If you would like to use your own AWS VPC, it must meet the following requirements.
  • The VPC has at least three subnets, each in a different availability zone; If a region has two AZs instead of three, then still three subnets are created, two in the same AZ.
  • The VPC subnets must be connected to an Internet Gateway OR a NAT Gateway. VPC should be able to make an outbound connection with the internet or set of CIDRs and ports provided by Cloudera.
  • CDP supports public subnets and private subnets. For private subnets, you must enable CCM.
  • Ensure the CIDR block for the subnets is sized appropriately. In general there is no way to increase the subnet size without recreating the environment and VPC, although Data Warehouse service allows you to use overlay networks.
  • If you are planning to use DataFlow, Data Engineering, Data Warehouse, or Machine Learning you must enable Amazon DNS with the VPC. Corporate DNS is not supported. For guidelines on how verify your DNS settings, refer to sections 1-3 in AWS environment requirements checklist for the Data Warehouse service.
  • If you are planning to use Data Engineering or Machine Learning, you must tag the VPC and the subnets as shared so that Kubernetes can find them. For load balancers to be able to choose the subnets correctly, you are also required to tag private subnets with the kubernetes.io/role/internal-elb:1 tag, and public subnets with the kubernetes.io/role/elb:1 tag.
  • If you are planning to use the Data Warehouse service, you must:
  • If you are planning to use Data Engineering, Data Warehouse, or Machine Learning, you may also want to review the following AWS documentation:

New VPC and subnets

If you choose to allow CDP to create a new VPC, three subnets will be created automatically. One subnet is created for each availability zone assuming three AZs per region; If a region has two AZs instead of three, then still three subnets are created, two in the same AZ.

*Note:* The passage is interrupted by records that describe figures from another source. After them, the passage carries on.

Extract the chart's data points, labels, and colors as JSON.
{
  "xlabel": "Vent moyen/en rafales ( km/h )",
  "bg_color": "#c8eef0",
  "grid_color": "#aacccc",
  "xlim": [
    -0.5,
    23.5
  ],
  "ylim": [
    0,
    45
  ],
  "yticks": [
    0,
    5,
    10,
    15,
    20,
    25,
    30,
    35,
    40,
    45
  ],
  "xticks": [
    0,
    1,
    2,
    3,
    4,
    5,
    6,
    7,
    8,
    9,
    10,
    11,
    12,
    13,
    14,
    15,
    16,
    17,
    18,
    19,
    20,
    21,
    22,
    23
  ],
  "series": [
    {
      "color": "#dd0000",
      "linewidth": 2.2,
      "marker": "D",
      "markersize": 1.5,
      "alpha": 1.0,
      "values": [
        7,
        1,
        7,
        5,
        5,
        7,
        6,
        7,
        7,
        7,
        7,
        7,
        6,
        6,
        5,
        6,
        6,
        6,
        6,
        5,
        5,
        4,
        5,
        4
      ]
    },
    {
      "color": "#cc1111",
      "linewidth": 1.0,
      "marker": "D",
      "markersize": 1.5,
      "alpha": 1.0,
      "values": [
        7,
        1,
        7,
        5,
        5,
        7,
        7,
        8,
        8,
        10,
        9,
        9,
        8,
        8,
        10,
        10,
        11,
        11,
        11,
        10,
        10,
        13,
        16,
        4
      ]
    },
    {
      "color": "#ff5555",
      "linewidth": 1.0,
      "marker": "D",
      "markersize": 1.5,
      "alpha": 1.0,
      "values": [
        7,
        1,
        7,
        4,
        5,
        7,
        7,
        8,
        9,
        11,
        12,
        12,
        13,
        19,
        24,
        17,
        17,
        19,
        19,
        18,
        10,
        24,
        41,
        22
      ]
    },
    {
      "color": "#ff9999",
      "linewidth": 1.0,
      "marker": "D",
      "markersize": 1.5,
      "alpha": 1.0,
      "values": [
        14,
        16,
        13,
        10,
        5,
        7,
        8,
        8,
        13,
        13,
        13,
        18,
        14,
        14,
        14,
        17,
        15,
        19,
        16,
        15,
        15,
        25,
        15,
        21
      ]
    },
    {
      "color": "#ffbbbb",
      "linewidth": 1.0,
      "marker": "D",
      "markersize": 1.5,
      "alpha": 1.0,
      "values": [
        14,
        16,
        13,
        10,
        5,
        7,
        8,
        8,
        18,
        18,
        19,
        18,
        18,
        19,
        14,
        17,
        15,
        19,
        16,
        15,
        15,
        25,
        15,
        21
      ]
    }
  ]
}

You will need to specify a valid CIDR in IPv4 range that will be used to define the range of private IPs for EC2 instances provisioned into these subnets. Default is 10.10.0.0/16. Consider changing the IP range to correspond to corporate policies for standardized IP address ranges. The CIDR must match the <network mask>/16 pattern.

By default CDP creates 6 subnets (3 private and 3 public) and divides the address space as follows:
  • 3 x /19 private subnets for FreeIPA, Data Lake, Data Hub, Data Warehouse, Machine Learning

  • 3 x /24 public subnets

You can disable creating private subnets, in which case only 3 public subnets will be created.

Private endpoints

By default, when creating a new network CDP uses public endpoints, but during environment registration you can optionally select the “Create Private Endpoints” option to use private endpoints instead of public endpoints.

If you choose to use private endpoints, make sure to review Outbound network access destinations.